Saturday, 5 November 2011

A map that can't convey space related information.. ouch!

I'm always embarassed when looking at the underground maps of Milan hanging inside the trains.

No tourist would be able to tour the city with those maps alone, since they do not represent the real configuration of metro lines in space.

Let's make a quick test: tell me, which line would you take if you want to head south-west, based on this map?

Red line, right?
Pity you would end up being in the north-west part of Milan, instead.

Here's a reconstructed configuration of lines in space, over a map. Take a look!
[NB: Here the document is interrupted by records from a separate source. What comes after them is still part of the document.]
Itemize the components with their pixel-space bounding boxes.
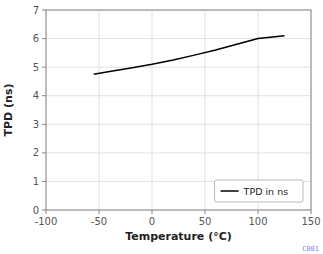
y-axis-label: TPD (ns)	[2, 84, 15, 137]
tick-mark	[99, 210, 100, 214]
tick-label: 0	[149, 216, 155, 227]
grid-line	[46, 152, 311, 153]
legend: TPD in ns	[215, 180, 303, 202]
grid-line	[46, 67, 311, 68]
x-axis-label: Temperature (°C)	[125, 230, 232, 243]
tick-mark	[42, 152, 46, 153]
tick-mark	[42, 67, 46, 68]
tick-label: 50	[199, 216, 212, 227]
tick-label: 0	[33, 205, 39, 216]
legend-label: TPD in ns	[243, 186, 289, 197]
grid-line	[99, 10, 100, 210]
tick-label: 4	[33, 90, 39, 101]
tick-label: 100	[248, 216, 267, 227]
line	[94, 36, 285, 75]
tick-mark	[311, 210, 312, 214]
tick-label: 150	[301, 216, 320, 227]
grid-line	[46, 124, 311, 125]
tick-mark	[42, 10, 46, 11]
plot-area	[46, 10, 311, 210]
tick-mark	[42, 124, 46, 125]
annotation: C001	[302, 245, 319, 253]
tick-mark	[46, 210, 47, 214]
grid-line	[205, 10, 206, 210]
tick-mark	[205, 210, 206, 214]
tick-mark	[42, 38, 46, 39]
tick-label: -100	[35, 216, 58, 227]
tick-mark	[42, 95, 46, 96]
tick-label: 6	[33, 33, 39, 44]
legend-swatch	[221, 190, 239, 192]
legend-box	[215, 180, 303, 202]
tick-label: -50	[91, 216, 107, 227]
grid-line	[46, 95, 311, 96]
tick-label: 2	[33, 147, 39, 158]
tick-label: 3	[33, 119, 39, 130]
plot-frame	[46, 10, 311, 210]
tick-mark	[42, 181, 46, 182]
tick-mark	[258, 210, 259, 214]
data-area	[94, 36, 285, 75]
tick-mark	[152, 210, 153, 214]
grid-line	[152, 10, 153, 210]
tick-mark	[42, 210, 46, 211]
grid-line	[46, 38, 311, 39]
tick-label: 1	[33, 176, 39, 187]
grid	[46, 10, 311, 210]
tick-label: 7	[33, 5, 39, 16]
chart: -100 -50 0 50 100 150 0 1 2 3 4 5 6 7 Temperature (°C)…	[0, 0, 323, 254]
tick-label: 5	[33, 62, 39, 73]
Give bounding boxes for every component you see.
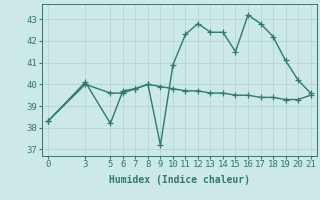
X-axis label: Humidex (Indice chaleur): Humidex (Indice chaleur) — [109, 175, 250, 185]
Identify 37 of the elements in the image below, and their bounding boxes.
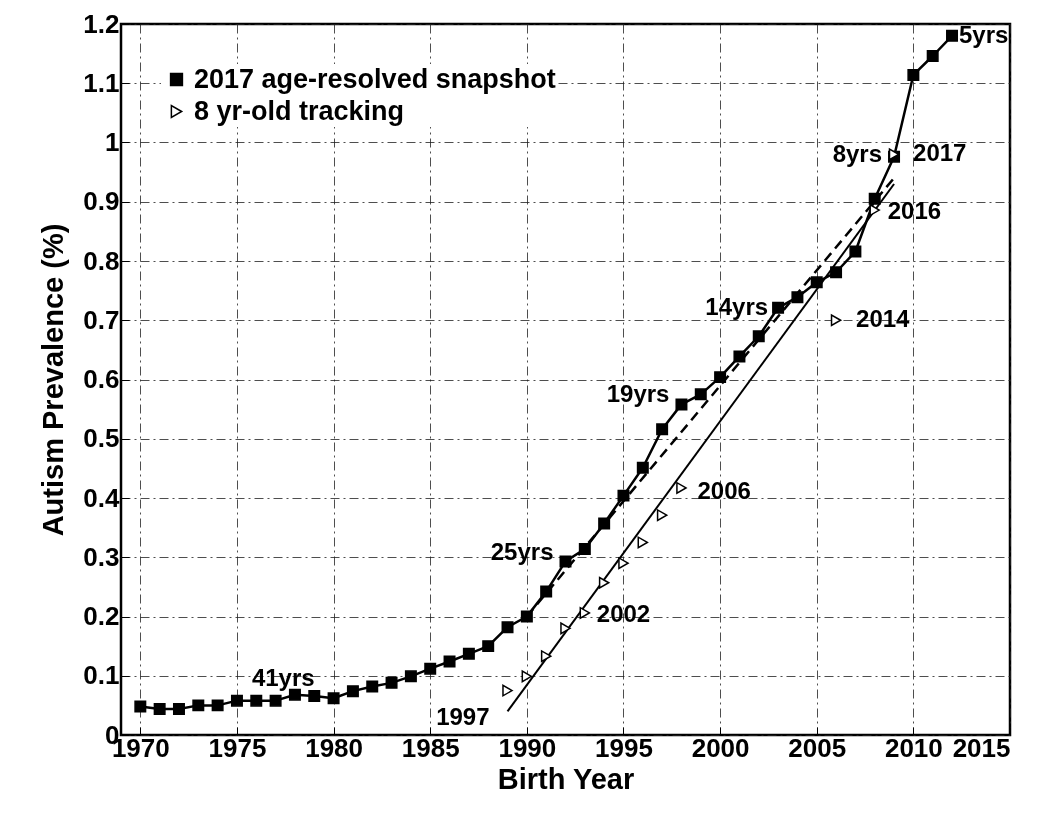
annotation: 25yrs	[490, 538, 554, 566]
annotation: 8yrs	[832, 139, 883, 167]
x-tick-label: 2005	[788, 732, 847, 763]
x-tick-label: 1985	[401, 732, 460, 763]
annotation: 14yrs	[705, 292, 769, 320]
y-tick-label: 0.1	[83, 660, 120, 691]
x-tick-label: 1975	[208, 732, 267, 763]
x-tick-label: 1995	[595, 732, 653, 763]
y-tick-label: 0.5	[83, 423, 120, 454]
y-tick-label: 1.1	[83, 67, 120, 98]
y-tick-label: 0.9	[83, 186, 120, 217]
annotation: 5yrs	[959, 20, 1009, 48]
y-tick-label: 1.2	[83, 8, 120, 39]
y-tick-label: 0.3	[83, 541, 120, 572]
legend-label: 2017 age-resolved snapshot	[194, 63, 556, 94]
y-axis-title: Autism Prevalence (%)	[37, 223, 70, 537]
annotation: 2002	[596, 599, 651, 627]
x-tick-label: 2015	[952, 732, 1011, 763]
y-tick-label: 0.7	[83, 304, 120, 335]
y-tick-label: 0.8	[83, 245, 120, 276]
y-tick-label: 0.4	[83, 482, 121, 513]
legend-label: 8 yr-old tracking	[194, 95, 405, 126]
annotation: 2014	[856, 305, 911, 333]
y-tick-label: 1	[105, 127, 120, 157]
y-tick-label: 0.6	[83, 364, 120, 394]
annotation: 2006	[697, 476, 751, 504]
x-tick-label: 1990	[498, 732, 557, 763]
annotation: 2017	[913, 139, 967, 167]
x-tick-label: 2010	[884, 732, 943, 763]
x-axis-title: Birth Year	[497, 762, 635, 795]
annotation: 19yrs	[606, 380, 670, 408]
x-tick-label: 2000	[691, 732, 750, 763]
annotation: 1997	[436, 702, 490, 730]
annotation: 41yrs	[251, 663, 315, 691]
x-tick-label: 1980	[305, 732, 364, 763]
annotation: 2016	[887, 197, 942, 225]
y-tick-label: 0.2	[83, 601, 120, 631]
And that's not an exception: even on single lines representations they got it wrong!
In this one they put east what is west and viceversa..

The sticker in the middle says: "ATTENTION: this map is upside down!"

A shame, isn't it?


  1. ...another thing has always struck me about the long map strips that can be found inside the ATM subway trains, especially those attached above the sliding doors. In 2010 ATM adopted brand new, stylish maps and, in doing so, they got rid of the old ones that depicted a tiny yet useful information: what side's door would open at the next stop. This information was conveyed by small black arrows depicted within the line representing the track of the subway according to a convention that, although could not be said to be straitghforward on the spot, was quite effective; and useful, especially during rush hours where knowing where the doors would open is convenient to push one's way through the crowded coach. At ATM, they probably commissioned the new maps to someone that never took the subway in Milan. Or someone that never found useful this visual clue. In that case, did she ever try to fancy why someone before her put that little information on the maps? Did she ever fancy what those arrows were intended to afford? Who knows if some designer will ever reintroduce them, addressing a real need of subway regulars.

  2. Good spot! :)

    I didn't mention those tiny arrows for very few of the persons I know ever took them into account. Probably because they were not so easy to grasp, so people gave up. :)

    Yet I completely agree with you and I hate that sense of unknown whenever I'm on the underground. Even on carriages with either arrow display hints or voice speaking, I hate the fact I will be aware of which one is the right door only a few moments before reaching my station.
    I miss those arrows.

    A good redesign should aim to include all the useful information or at least to avoid taking out what's already there, with no reason. I think we agree that this was not a good redesign at all.